My Aunt Peggy had a sudden and brutal stroke on Friday, from which she never recovered.  Difficult decisions were made, texts and phone calls flew across the U.S., and she died surrounded by those who loved her, and whom she loved.

For Aunt Peggy loved ferociously, deeply, and with all she had.

I only remember meeting her once, but I was 14 and deeply impressionable.  Her hugs gripped me and filled that emptiness that (I think) all teen girls have.  Her laugh invited everyone to laugh with her, as is the way with my father’s family.  She taught me how to peel carrots, p’shawing gently and under her breath at the idea that a healthy, intelligent girl of my years would not already know.

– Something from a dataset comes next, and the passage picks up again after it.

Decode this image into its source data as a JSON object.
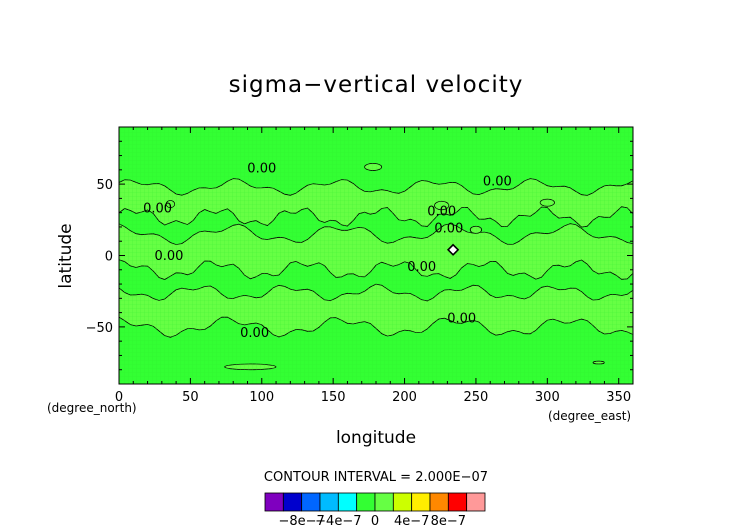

She cared for my Grandma Katy until professional care was required, and even then she was the one who remained, and who knew Katy, and could share stories when I wrote letters asking my aunt about her mother, my grandmother. Aunt Peg, Aunt Peggy, was in some ways a mother to all of us including to her own parents.

When I graduated from college, she was among the most proud.  Until the needs of her own family grew too great, I remember occasional cards and notes, and that tone of kindness that could be felt even through pen and paper.

I had hoped, in a long-planned trip this week, to visit with her and with the others. Their homes are not far from where my brother and I will be visiting.  And now we will still visit, and hold tighter, close to where my father will be saying goodbye to his sister, the touchstone of our family.

Even though time and distance and my own family have prevented visiting before this trip, and even though we were not close geographically – my heart still feels an emptiness where the possibility of her hugs, her laugh, once were.  The aching absence of potential reunion weighs heavy in me today, as the vacuum does for all who knew her.

There are so many synonyms for a person’s absence, so many words we use to describe the missing-ness of someone who is no longer with us.  We who remain are left with the pieces to try to describe and define what it is – when really, how do you put words to that which is gone?

I believe that Aunt Peggy is in heaven, and there she will reside with her parents and her brother, my Uncle Jack, swapping stories and sharing love. And we will share the stories of their lives, rebuilding a shell to cover the exhausting gap that abides. Until we meet with them again, the sharing and the remembering will offer comfort, as she so often did for us.